Dr. James A. Simon, clinical professor of obstetrics and gynecology at the George Washington University School of Medicine, said Quartette -- produced by Teva Pharmaceutical Industries Ltd. in Israel -- represents the next generation of extended regimen oral contraceptives and was designed to minimize breakthrough bleeding between scheduled periods.
"Breakthrough bleeding can be experienced with any birth control pill, especially during the first few months, and is one of the reasons a large number of women discontinue extended regimens," Simon said in a statement. "The estrogen in Quartette increases at specific points and provides four short light periods a year. Breakthrough bleeding decreases over time, which might help encourage patient adherence."

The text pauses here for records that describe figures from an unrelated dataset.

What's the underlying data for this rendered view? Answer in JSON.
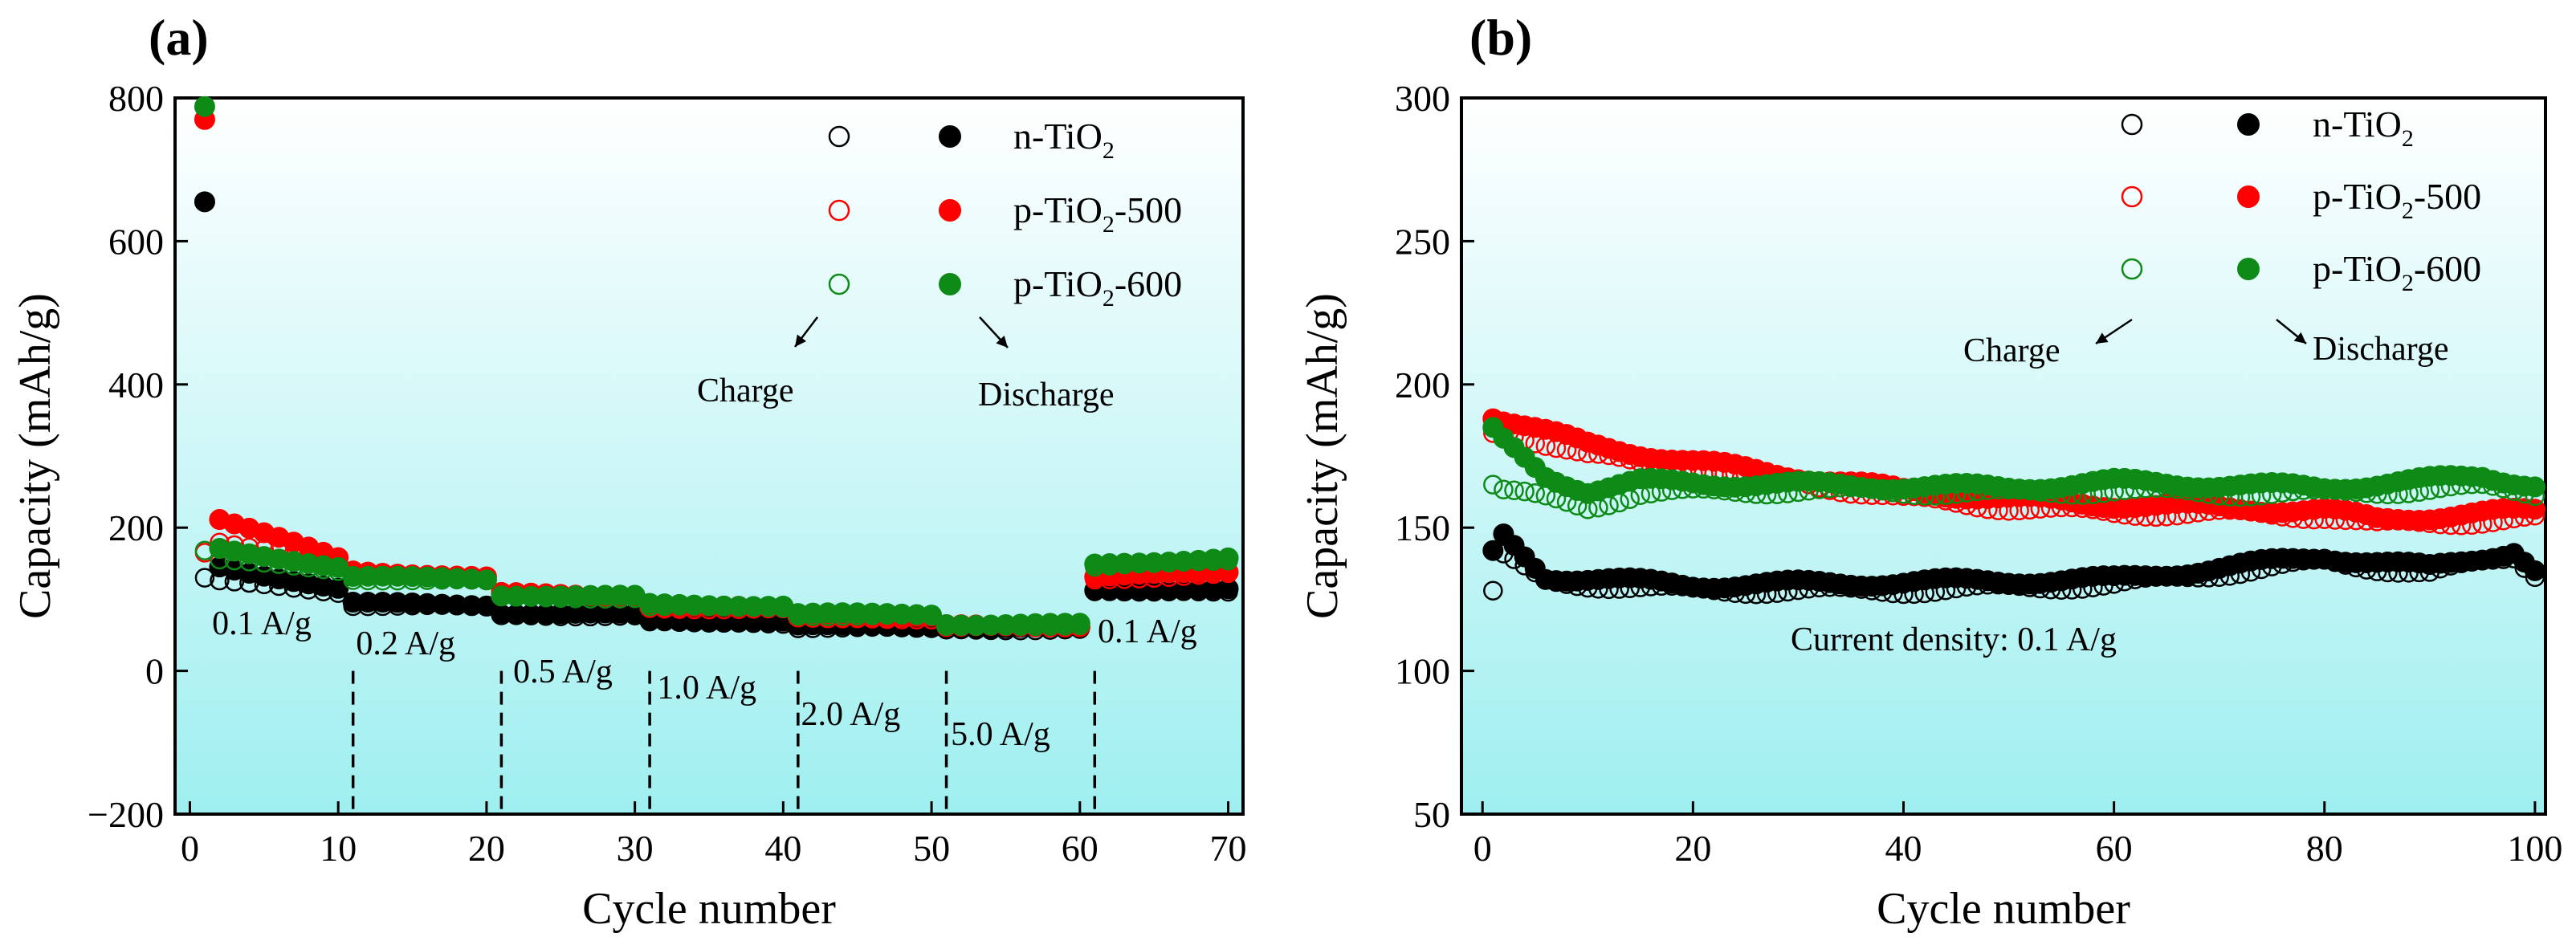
{
  "chart_data": [
    {
      "panel": "(a)",
      "type": "scatter",
      "xlabel": "Cycle number",
      "ylabel": "Capacity (mAh/g)",
      "xlim": [
        -1,
        71
      ],
      "ylim": [
        -200,
        800
      ],
      "xticks": [
        "0",
        "10",
        "20",
        "30",
        "40",
        "50",
        "60",
        "70"
      ],
      "yticks": [
        "−200",
        "0",
        "200",
        "400",
        "600",
        "800"
      ],
      "legend": {
        "items": [
          {
            "main": "n-TiO",
            "sub": "2",
            "suffix": ""
          },
          {
            "main": "p-TiO",
            "sub": "2",
            "suffix": "-500"
          },
          {
            "main": "p-TiO",
            "sub": "2",
            "suffix": "-600"
          }
        ],
        "charge_label": "Charge",
        "discharge_label": "Discharge"
      },
      "annotations": {
        "rate_labels": [
          "0.1 A/g",
          "0.2 A/g",
          "0.5 A/g",
          "1.0 A/g",
          "2.0 A/g",
          "5.0 A/g",
          "0.1 A/g"
        ],
        "dividers_at_cycle": [
          11,
          21,
          31,
          41,
          51,
          61
        ]
      },
      "series": [
        {
          "name": "n-TiO2",
          "color": "#000000",
          "first_charge": 130,
          "first_discharge": 655,
          "segments": [
            {
              "from": 2,
              "to": 10,
              "charge": [
                125,
                110
              ],
              "discharge": [
                145,
                115
              ]
            },
            {
              "from": 11,
              "to": 20,
              "charge": [
                92,
                90
              ],
              "discharge": [
                95,
                92
              ]
            },
            {
              "from": 21,
              "to": 30,
              "charge": [
                78,
                77
              ],
              "discharge": [
                80,
                79
              ]
            },
            {
              "from": 31,
              "to": 40,
              "charge": [
                68,
                67
              ],
              "discharge": [
                70,
                69
              ]
            },
            {
              "from": 41,
              "to": 50,
              "charge": [
                61,
                60
              ],
              "discharge": [
                63,
                62
              ]
            },
            {
              "from": 51,
              "to": 60,
              "charge": [
                58,
                58
              ],
              "discharge": [
                60,
                60
              ]
            },
            {
              "from": 61,
              "to": 70,
              "charge": [
                110,
                112
              ],
              "discharge": [
                112,
                114
              ]
            }
          ]
        },
        {
          "name": "p-TiO2-500",
          "color": "#ff0000",
          "first_charge": 165,
          "first_discharge": 770,
          "segments": [
            {
              "from": 2,
              "to": 10,
              "charge": [
                180,
                155
              ],
              "discharge": [
                212,
                158
              ]
            },
            {
              "from": 11,
              "to": 20,
              "charge": [
                135,
                128
              ],
              "discharge": [
                140,
                130
              ]
            },
            {
              "from": 21,
              "to": 30,
              "charge": [
                105,
                103
              ],
              "discharge": [
                108,
                105
              ]
            },
            {
              "from": 31,
              "to": 40,
              "charge": [
                88,
                86
              ],
              "discharge": [
                90,
                88
              ]
            },
            {
              "from": 41,
              "to": 50,
              "charge": [
                74,
                73
              ],
              "discharge": [
                76,
                75
              ]
            },
            {
              "from": 51,
              "to": 60,
              "charge": [
                62,
                62
              ],
              "discharge": [
                63,
                63
              ]
            },
            {
              "from": 61,
              "to": 70,
              "charge": [
                128,
                135
              ],
              "discharge": [
                132,
                138
              ]
            }
          ]
        },
        {
          "name": "p-TiO2-600",
          "color": "#0e8a16",
          "first_charge": 168,
          "first_discharge": 788,
          "segments": [
            {
              "from": 2,
              "to": 10,
              "charge": [
                155,
                140
              ],
              "discharge": [
                170,
                145
              ]
            },
            {
              "from": 11,
              "to": 20,
              "charge": [
                128,
                126
              ],
              "discharge": [
                132,
                128
              ]
            },
            {
              "from": 21,
              "to": 30,
              "charge": [
                103,
                102
              ],
              "discharge": [
                106,
                104
              ]
            },
            {
              "from": 31,
              "to": 40,
              "charge": [
                90,
                89
              ],
              "discharge": [
                93,
                91
              ]
            },
            {
              "from": 41,
              "to": 50,
              "charge": [
                78,
                77
              ],
              "discharge": [
                80,
                79
              ]
            },
            {
              "from": 51,
              "to": 60,
              "charge": [
                64,
                64
              ],
              "discharge": [
                65,
                65
              ]
            },
            {
              "from": 61,
              "to": 70,
              "charge": [
                145,
                155
              ],
              "discharge": [
                148,
                158
              ]
            }
          ]
        }
      ]
    },
    {
      "panel": "(b)",
      "type": "scatter",
      "xlabel": "Cycle number",
      "ylabel": "Capacity (mAh/g)",
      "xlim": [
        -2,
        101
      ],
      "ylim": [
        50,
        300
      ],
      "xticks": [
        "0",
        "20",
        "40",
        "60",
        "80",
        "100"
      ],
      "yticks": [
        "50",
        "100",
        "150",
        "200",
        "250",
        "300"
      ],
      "legend": {
        "items": [
          {
            "main": "n-TiO",
            "sub": "2",
            "suffix": ""
          },
          {
            "main": "p-TiO",
            "sub": "2",
            "suffix": "-500"
          },
          {
            "main": "p-TiO",
            "sub": "2",
            "suffix": "-600"
          }
        ],
        "charge_label": "Charge",
        "discharge_label": "Discharge"
      },
      "annotations": {
        "note": "Current density: 0.1 A/g"
      },
      "series": [
        {
          "name": "n-TiO2",
          "color": "#000000",
          "first_charge": 128,
          "first_discharge": 142,
          "charge_keypoints": [
            [
              2,
              140
            ],
            [
              6,
              131
            ],
            [
              20,
              128
            ],
            [
              40,
              128
            ],
            [
              60,
              130
            ],
            [
              70,
              134
            ],
            [
              80,
              138
            ],
            [
              90,
              134
            ],
            [
              98,
              140
            ],
            [
              100,
              134
            ]
          ],
          "discharge_keypoints": [
            [
              2,
              147
            ],
            [
              6,
              133
            ],
            [
              20,
              130
            ],
            [
              40,
              131
            ],
            [
              60,
              132
            ],
            [
              70,
              136
            ],
            [
              80,
              140
            ],
            [
              90,
              136
            ],
            [
              98,
              142
            ],
            [
              100,
              135
            ]
          ]
        },
        {
          "name": "p-TiO2-500",
          "color": "#ff0000",
          "first_charge": 183,
          "first_discharge": 188,
          "charge_keypoints": [
            [
              2,
              184
            ],
            [
              10,
              175
            ],
            [
              20,
              170
            ],
            [
              30,
              166
            ],
            [
              40,
              160
            ],
            [
              50,
              157
            ],
            [
              60,
              155
            ],
            [
              70,
              155
            ],
            [
              80,
              154
            ],
            [
              85,
              151
            ],
            [
              100,
              153
            ]
          ],
          "discharge_keypoints": [
            [
              2,
              188
            ],
            [
              10,
              179
            ],
            [
              20,
              173
            ],
            [
              30,
              168
            ],
            [
              40,
              163
            ],
            [
              50,
              160
            ],
            [
              60,
              158
            ],
            [
              70,
              157
            ],
            [
              80,
              156
            ],
            [
              85,
              153
            ],
            [
              100,
              156
            ]
          ]
        },
        {
          "name": "p-TiO2-600",
          "color": "#0e8a16",
          "first_charge": 165,
          "first_discharge": 185,
          "charge_keypoints": [
            [
              2,
              163
            ],
            [
              10,
              157
            ],
            [
              15,
              162
            ],
            [
              30,
              163
            ],
            [
              50,
              162
            ],
            [
              60,
              163
            ],
            [
              70,
              162
            ],
            [
              80,
              162
            ],
            [
              95,
              164
            ],
            [
              100,
              162
            ]
          ],
          "discharge_keypoints": [
            [
              2,
              180
            ],
            [
              6,
              168
            ],
            [
              10,
              163
            ],
            [
              15,
              166
            ],
            [
              30,
              165
            ],
            [
              50,
              164
            ],
            [
              60,
              166
            ],
            [
              70,
              165
            ],
            [
              80,
              164
            ],
            [
              95,
              168
            ],
            [
              100,
              165
            ]
          ]
        }
      ]
    }
  ]
}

The approval was based on a development program that included results from Phase I, Phase II and Phase III clinical trials designed to evaluate the safety and efficacy of Quartette. The Phase III clinical trial, which involved more than 3,000 women, found Quartette was 97 percent effective at preventing pregnancy.
Quartette features a unique 91-day oral regimen, the dose of estrogen increases at three distinct points over the first 84 days and the amount of progestin remains consistent; this is followed by seven days of 10 micrograms of ethinyl estradiol.
However, Quartette is not recommended for women, who smoke cigarettes and are age 35 and older. Smoking increases risk of serious cardiovascular side effects from birth control pills, including death from heart attack, blood clots, or stroke. The risk increases with age and the number of cigarettes smoked, Teva said.
The use of hormonal birth control is associated with increased risk of several serious side effects, including blood clots, stroke, and heart attack, the company said.